Le lendemain matin, jour de la Purification de la sainte Vierge, sa femme vint heurter à ma porte et me dit la mort de son mary, qui, au point du jour, tourné sur le costé droibt, vers l'esglize, après luy avoir dit qu'il voyoit des anges, fit un grand soupir et rendit son esprit à Dieu. Je luy donnay une chemise et ung drap pour l'ensevellir, et de la lumière, et luy promis d'avoir soin de son entèrement. Je la fis manger, comme par force; cette pauvre vicille femme estoit outrée de douleur. Après la grande messe, j'envoyai mes deux valets faire la fosse dans le devant de l'esglize,

du costé de Sainte-Croix, auprès de mes deux autres pauvres, et j'envoyai Marie Bénastre, ma servante, l'anssevellir; ce qu'elle fit.

Son entèrement fut magnifique aussi n'y voulus-je rien oublier. Il y avoit quatre prestres, avecque les surplis: Monsieur le Curé avait presté force luminaires du reste des autres. Marie Legay, marquise de Chasteaurenault, estant ici, sur l'avis que je luy en donnay, voullut y assister: elle vint jusques au logis luy donner de l'eau béniste, elle l'accompagna à l'esglize, et après à sa sépulture c'estoit à l'issue des vespres, où tout le monde se trouva: il faisoit beau : c'estoit à un jour sollenel : toutes ces marques donnent des indices de sa béatitude: j'en avois déjà veu quelques autres icy tinir aussy heureusement, et je croy qu'ils ont la charité de prier Dieu pour moy, comme ils me l'ont promis: je prie Dieu qu'il tes exauce et qu'il me fasse miséricorde!

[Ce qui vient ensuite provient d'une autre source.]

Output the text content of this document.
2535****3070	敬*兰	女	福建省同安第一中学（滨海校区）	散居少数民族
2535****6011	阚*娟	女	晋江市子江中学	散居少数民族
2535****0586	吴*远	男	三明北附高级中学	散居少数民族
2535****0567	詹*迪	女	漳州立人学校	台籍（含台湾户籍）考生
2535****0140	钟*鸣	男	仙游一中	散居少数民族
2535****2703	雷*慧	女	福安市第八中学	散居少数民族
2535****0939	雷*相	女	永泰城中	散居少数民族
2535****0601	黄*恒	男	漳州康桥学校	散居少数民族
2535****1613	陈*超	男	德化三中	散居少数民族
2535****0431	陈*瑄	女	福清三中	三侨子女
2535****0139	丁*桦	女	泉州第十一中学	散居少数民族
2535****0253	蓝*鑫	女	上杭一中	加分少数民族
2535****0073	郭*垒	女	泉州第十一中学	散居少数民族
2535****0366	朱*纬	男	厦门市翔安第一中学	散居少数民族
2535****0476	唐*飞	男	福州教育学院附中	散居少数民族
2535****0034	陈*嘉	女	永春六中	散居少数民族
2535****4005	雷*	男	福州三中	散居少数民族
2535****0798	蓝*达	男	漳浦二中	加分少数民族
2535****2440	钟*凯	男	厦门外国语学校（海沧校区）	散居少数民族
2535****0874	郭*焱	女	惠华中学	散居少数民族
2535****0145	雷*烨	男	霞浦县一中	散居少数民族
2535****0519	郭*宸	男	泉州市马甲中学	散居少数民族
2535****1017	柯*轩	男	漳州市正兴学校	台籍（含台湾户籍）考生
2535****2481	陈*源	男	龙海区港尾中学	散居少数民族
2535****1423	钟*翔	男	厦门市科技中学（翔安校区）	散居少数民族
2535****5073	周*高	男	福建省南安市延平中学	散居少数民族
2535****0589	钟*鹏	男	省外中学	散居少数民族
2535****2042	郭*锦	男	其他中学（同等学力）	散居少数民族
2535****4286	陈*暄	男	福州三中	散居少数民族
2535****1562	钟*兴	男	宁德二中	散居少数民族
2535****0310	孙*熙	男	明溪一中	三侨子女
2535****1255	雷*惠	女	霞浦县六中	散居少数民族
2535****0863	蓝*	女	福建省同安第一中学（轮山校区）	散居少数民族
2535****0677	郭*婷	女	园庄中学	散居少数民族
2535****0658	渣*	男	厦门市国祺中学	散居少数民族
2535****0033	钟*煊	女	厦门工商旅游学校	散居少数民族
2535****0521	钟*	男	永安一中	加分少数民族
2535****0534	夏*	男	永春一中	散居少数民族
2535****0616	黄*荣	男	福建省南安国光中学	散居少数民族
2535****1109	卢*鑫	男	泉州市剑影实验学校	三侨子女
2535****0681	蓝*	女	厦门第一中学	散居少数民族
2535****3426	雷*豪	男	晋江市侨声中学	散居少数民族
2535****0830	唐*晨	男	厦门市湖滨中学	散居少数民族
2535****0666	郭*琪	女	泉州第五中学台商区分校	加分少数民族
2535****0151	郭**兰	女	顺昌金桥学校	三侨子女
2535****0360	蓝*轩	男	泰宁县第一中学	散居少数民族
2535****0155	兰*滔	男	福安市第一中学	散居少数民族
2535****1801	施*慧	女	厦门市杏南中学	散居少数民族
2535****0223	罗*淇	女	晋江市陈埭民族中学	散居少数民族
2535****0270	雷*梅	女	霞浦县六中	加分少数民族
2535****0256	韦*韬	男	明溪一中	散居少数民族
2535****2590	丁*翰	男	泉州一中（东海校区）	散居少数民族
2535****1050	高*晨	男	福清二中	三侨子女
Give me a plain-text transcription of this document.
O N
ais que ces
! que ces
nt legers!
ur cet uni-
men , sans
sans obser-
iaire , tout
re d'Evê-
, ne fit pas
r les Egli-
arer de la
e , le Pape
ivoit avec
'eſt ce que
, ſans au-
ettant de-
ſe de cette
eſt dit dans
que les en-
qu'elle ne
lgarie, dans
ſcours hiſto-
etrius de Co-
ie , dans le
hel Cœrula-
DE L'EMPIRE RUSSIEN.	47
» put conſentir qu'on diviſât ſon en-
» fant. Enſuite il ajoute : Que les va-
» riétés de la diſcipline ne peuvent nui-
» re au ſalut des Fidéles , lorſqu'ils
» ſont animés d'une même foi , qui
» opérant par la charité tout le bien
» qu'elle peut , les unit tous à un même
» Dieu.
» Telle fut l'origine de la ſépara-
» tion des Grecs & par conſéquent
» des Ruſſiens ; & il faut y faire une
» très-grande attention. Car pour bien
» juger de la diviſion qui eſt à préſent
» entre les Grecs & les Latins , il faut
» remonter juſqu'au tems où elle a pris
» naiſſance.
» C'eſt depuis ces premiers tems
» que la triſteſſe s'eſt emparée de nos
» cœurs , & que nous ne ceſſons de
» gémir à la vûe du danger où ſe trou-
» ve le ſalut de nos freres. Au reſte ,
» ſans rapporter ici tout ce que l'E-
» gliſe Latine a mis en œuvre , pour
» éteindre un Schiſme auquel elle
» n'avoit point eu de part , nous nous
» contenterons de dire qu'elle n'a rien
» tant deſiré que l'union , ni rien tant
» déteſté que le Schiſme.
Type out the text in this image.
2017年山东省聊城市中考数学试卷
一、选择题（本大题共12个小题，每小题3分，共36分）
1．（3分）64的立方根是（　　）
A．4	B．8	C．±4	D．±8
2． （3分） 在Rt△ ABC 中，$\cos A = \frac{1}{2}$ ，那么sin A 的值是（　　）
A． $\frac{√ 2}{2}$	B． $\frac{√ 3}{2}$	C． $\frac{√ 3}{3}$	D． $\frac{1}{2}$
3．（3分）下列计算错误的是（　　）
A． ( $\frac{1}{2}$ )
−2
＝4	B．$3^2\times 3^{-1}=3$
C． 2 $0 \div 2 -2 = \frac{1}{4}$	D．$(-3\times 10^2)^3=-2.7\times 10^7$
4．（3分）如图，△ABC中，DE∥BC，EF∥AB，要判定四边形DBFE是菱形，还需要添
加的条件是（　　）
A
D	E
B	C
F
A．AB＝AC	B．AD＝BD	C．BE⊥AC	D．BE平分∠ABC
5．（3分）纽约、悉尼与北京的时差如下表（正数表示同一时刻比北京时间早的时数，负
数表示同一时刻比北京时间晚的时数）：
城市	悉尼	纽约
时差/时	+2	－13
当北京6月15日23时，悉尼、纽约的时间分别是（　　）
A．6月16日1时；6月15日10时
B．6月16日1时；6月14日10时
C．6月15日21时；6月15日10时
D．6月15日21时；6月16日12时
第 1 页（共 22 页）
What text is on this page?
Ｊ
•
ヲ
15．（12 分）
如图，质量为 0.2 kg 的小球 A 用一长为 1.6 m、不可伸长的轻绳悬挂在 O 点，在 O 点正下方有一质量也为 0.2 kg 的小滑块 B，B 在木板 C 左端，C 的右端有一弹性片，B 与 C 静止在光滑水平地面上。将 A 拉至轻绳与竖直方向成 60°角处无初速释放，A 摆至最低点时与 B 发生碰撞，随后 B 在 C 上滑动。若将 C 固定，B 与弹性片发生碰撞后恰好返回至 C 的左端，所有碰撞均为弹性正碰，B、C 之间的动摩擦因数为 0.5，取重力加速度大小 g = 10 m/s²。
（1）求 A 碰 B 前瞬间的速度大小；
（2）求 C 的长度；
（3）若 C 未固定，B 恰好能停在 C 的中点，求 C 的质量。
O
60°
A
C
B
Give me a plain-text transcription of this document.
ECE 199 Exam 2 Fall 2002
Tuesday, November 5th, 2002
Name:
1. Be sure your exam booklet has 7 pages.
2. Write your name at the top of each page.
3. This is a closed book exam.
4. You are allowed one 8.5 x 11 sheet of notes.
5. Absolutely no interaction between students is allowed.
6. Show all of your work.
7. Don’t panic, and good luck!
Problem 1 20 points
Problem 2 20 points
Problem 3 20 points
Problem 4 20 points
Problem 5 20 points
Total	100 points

Le lundy 5 février, j'avois envoyé mes gens ranger des bourbes dans mes chemins: estant au droit de la grange de Charles Gronail, s du Pont, ils entendirent une voix fayble et mallade, qui se plaignoit. Marie Bénastre y entra par un trou, la grange estant fermée et plaine de foin, la maison déshabitée; elle vit un garson, âgé de quatorze à quinze ans, nommé Vallin, de cette paroisse il ne paressoit que la teste; le reste du corps était caché dans le foing: il se mouroit de faim et de soif: elle luy vint quérir céans ses besoings pour le substanter; le soir, que je fus rendu au logis, elle me le dit: Mesme, dit-elle, c'est une puanteur insupportable.

Le lendemein, mardy 6, Françoyse Lemoine, mon autre servante, quy avoit le soing des pauvres et l'esprit de charité, me pressa pour lui permettre d'aller randre ses assistances à ce pauvre, me disant: Monsieur, il faict toutes ses ordures dans ses hardes, c'est ce qui le faict santir sy mauvais; sy je savais qu'il ne les y voullut plus faire, je lui donnerois de bon cœur une de mes chemises. Enfin, cette âme charitable ne me donna point de patience que je ne lui eusse donné de quoy changer ce pauvre; se voyant du linge et ung méchant habit, elle fait chauffer de l'eau dans ung petit chaudron d'airain, et avecque cet esquipage s'en va trouver ce misérable, qu'elle dépouille de toutes ses puanteurs, le lave par tout le corps, lui descrasse toutes ses ordures et le change de tout; mais cette prudente fille cognoissant que cette malladie estoit la dicenterie, et, se voyant dans le péril, embrasse ce misérable, qui estoit en hault sur la berge du foing et le descend en bas, proche de la porte, affin qu'avec une pelle de four on lui pust désormais donner des alliments sans se mettre en péril.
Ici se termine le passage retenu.